Pair Corralation between Amplify Energy and Citizens Community

Given the investment horizon of 90 days Amplify Energy is expected to generate 5.24 times less return on investment than Citizens Community. In addition to that, Amplify Energy is 1.78 times more volatile than Citizens Community Bancorp. It trades about 0.03 of its total potential returns per unit of risk. Citizens Community Bancorp is currently generating about 0.29 per unit of volatility. If you would invest  1,341  in Citizens Community Bancorp on September 4, 2024 and sell it today you would earn a total of  321.00  from holding Citizens Community Bancorp or generate 23.94% return on investment over 90 days.
Time Period3 Months [change]
DirectionMoves Together 
StrengthInsignificant
Accuracy100.0%
ValuesDaily Returns

Amplify Energy Corp  vs.  Citizens Community Bancorp

 Performance 
       Timeline  
Amplify Energy Corp 

Risk-Adjusted Performance

2 of 100

 
Weak
 
Strong
Weak
Compared to the overall equity markets, risk-adjusted returns on investments in Amplify Energy Corp are ranked lower than 2 (%) of all global equities and portfolios over the last 90 days. In spite of fairly strong basic indicators, Amplify Energy is not utilizing all of its potentials. The latest stock price disturbance, may contribute to short-term losses for the investors.
Citizens Community 

Risk-Adjusted Performance

22 of 100

 
Weak
 
Strong
Solid
Compared to the overall equity markets, risk-adjusted returns on investments in Citizens Community Bancorp are ranked lower than 22 (%) of all global equities and portfolios over the last 90 days.
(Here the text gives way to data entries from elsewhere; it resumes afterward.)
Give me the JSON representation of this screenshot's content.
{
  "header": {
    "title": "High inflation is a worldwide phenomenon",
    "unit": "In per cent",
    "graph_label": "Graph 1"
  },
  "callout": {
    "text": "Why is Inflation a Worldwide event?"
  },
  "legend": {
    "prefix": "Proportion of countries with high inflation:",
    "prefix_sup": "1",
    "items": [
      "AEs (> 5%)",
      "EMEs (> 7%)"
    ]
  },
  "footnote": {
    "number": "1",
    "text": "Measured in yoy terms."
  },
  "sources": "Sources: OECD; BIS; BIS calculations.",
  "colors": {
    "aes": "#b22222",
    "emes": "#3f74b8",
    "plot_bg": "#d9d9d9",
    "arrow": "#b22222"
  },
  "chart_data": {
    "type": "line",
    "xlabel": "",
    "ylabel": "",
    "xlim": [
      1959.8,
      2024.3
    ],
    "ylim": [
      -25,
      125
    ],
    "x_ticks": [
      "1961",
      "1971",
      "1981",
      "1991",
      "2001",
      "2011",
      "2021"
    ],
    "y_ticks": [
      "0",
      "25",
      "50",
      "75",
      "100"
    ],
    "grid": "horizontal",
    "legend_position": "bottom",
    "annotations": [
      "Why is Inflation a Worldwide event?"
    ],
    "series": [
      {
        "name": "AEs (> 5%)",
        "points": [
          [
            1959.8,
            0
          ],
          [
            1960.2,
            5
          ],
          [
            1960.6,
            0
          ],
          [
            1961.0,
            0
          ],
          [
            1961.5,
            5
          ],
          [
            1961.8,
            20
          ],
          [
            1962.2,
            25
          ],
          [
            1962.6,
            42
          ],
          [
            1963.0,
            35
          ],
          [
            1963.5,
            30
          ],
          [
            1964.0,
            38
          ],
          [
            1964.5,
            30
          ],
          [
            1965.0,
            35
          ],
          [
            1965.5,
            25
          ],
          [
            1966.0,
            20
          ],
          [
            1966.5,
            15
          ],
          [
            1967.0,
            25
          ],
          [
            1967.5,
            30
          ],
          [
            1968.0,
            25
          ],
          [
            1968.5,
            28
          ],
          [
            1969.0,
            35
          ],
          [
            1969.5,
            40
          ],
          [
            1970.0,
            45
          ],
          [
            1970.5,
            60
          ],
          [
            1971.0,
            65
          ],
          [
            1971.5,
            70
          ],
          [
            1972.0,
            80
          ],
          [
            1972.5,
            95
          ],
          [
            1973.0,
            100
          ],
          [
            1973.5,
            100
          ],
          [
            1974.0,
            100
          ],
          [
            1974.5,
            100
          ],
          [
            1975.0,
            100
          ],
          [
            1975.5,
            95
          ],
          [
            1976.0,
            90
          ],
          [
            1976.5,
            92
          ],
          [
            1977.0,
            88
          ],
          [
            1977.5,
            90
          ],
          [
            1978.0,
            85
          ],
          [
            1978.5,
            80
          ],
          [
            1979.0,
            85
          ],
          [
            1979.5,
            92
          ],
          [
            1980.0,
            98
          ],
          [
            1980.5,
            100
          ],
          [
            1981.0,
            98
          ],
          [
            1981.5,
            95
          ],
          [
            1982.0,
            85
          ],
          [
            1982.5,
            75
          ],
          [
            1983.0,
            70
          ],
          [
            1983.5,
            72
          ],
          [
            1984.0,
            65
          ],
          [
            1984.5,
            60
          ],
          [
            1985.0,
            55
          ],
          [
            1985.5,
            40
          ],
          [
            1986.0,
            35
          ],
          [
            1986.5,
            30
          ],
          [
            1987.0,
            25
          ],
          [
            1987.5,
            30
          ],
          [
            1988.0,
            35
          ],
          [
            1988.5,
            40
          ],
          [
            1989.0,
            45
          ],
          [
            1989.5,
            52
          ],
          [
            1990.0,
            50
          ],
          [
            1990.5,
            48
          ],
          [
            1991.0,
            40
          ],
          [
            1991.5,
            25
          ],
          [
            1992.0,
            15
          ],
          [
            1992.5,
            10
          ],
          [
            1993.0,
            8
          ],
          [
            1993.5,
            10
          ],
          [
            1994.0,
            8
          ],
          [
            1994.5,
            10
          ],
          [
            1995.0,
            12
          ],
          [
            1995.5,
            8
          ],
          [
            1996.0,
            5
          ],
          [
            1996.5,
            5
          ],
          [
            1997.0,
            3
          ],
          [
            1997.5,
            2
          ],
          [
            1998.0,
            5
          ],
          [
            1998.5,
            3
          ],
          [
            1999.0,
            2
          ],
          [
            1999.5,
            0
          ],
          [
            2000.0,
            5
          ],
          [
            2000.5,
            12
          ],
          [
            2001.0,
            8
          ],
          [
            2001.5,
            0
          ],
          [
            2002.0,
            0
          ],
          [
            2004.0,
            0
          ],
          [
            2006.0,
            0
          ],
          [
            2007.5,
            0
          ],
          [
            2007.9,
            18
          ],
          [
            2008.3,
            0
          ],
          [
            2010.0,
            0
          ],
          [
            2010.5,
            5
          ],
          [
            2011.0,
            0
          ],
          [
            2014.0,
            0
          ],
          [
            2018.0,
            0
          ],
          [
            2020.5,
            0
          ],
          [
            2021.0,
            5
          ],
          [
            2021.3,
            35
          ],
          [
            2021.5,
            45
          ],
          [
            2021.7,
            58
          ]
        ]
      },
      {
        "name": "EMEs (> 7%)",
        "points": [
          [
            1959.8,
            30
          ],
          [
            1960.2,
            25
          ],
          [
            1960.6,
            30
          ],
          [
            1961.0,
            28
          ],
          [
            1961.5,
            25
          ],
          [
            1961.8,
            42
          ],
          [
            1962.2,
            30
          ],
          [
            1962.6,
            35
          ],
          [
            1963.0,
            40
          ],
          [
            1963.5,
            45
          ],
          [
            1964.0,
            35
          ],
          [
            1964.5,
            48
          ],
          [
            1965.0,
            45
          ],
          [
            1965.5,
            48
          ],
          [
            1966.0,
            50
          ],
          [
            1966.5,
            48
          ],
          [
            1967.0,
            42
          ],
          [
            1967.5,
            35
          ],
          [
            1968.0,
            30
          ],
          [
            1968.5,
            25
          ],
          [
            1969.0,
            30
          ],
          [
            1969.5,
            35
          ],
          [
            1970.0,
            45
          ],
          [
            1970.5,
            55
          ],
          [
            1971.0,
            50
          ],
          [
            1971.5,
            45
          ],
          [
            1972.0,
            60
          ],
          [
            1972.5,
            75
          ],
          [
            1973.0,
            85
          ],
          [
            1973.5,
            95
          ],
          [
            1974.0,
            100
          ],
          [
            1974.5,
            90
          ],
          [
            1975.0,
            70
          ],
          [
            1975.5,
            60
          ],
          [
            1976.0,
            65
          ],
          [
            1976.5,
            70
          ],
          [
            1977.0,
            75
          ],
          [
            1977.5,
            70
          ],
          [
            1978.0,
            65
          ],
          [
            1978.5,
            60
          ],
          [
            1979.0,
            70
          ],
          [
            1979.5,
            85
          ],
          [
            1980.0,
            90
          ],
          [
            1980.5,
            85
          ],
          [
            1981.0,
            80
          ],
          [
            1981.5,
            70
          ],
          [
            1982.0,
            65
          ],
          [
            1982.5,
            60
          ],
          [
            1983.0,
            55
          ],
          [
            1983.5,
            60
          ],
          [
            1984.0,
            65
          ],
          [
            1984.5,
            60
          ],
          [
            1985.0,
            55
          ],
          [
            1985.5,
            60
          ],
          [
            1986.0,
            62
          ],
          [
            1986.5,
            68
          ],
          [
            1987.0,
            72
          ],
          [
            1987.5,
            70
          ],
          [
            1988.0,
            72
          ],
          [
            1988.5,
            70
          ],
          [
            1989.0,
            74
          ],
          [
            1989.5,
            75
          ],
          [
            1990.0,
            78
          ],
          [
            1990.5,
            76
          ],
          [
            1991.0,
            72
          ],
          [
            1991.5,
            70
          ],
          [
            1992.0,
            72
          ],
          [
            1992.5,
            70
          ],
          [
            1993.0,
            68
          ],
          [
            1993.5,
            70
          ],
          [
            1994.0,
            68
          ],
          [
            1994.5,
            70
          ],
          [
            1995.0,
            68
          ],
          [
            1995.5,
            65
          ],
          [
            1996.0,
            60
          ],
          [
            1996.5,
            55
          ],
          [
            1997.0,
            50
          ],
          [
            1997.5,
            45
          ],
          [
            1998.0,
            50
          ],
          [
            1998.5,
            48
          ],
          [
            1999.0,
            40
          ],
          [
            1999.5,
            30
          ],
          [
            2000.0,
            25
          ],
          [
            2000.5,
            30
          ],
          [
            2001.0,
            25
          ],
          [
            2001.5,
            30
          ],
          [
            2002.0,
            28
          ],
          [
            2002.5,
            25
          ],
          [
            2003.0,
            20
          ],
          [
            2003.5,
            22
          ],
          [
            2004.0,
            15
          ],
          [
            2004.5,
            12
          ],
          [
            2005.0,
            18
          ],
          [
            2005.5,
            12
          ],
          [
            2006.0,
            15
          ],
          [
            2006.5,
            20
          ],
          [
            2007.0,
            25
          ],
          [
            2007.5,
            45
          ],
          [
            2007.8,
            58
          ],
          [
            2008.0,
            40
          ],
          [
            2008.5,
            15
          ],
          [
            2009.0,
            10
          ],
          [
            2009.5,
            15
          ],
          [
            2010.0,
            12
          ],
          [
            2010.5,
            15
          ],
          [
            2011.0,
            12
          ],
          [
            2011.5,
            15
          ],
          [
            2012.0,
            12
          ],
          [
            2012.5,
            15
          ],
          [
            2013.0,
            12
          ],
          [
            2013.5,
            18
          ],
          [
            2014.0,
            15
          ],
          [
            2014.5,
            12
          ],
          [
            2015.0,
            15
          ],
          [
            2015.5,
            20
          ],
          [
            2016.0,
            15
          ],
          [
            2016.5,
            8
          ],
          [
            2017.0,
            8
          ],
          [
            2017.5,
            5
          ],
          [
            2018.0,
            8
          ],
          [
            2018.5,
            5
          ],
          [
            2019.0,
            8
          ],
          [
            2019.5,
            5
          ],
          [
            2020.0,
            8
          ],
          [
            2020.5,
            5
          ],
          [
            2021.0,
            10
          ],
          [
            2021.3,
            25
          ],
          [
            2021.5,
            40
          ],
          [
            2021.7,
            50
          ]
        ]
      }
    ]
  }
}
Despite fairly fragile basic indicators, Citizens Community demonstrated solid returns over the last few months and may actually be approaching a breakup point.

Amplify Energy and Citizens Community Volatility Contrast

   Predicted Return Density   
       Returns  

Pair Trading with Amplify Energy and Citizens Community

The main advantage of trading using opposite Amplify Energy and Citizens Community positions is that it hedges away some unsystematic risk. Because of two separate transactions, even if Amplify Energy position performs unexpectedly, Citizens Community can make up some of the losses. Pair trading also minimizes risk from directional movements in the market. For example, if an entire industry or sector drops because of unexpected headlines, the short position in Citizens Community will offset losses from the drop in Citizens Community's long position.
The idea behind Amplify Energy Corp and Citizens Community Bancorp pairs trading is to make the combined position market-neutral, meaning the overall market's direction will not affect its win or loss (or potential downside or upside). This can be achieved by designing a pairs trade with two highly correlated stocks or equities that operate in a similar space or sector, making it possible to obtain profits through simple and relatively low-risk investment.
Check out your portfolio center.
Note that this page's information should be used as a complementary analysis to find the right mix of equity instruments to add to your existing portfolios or create a brand new portfolio. You can also try the Economic Indicators module to top statistical indicators that provide insights into how an economy is performing.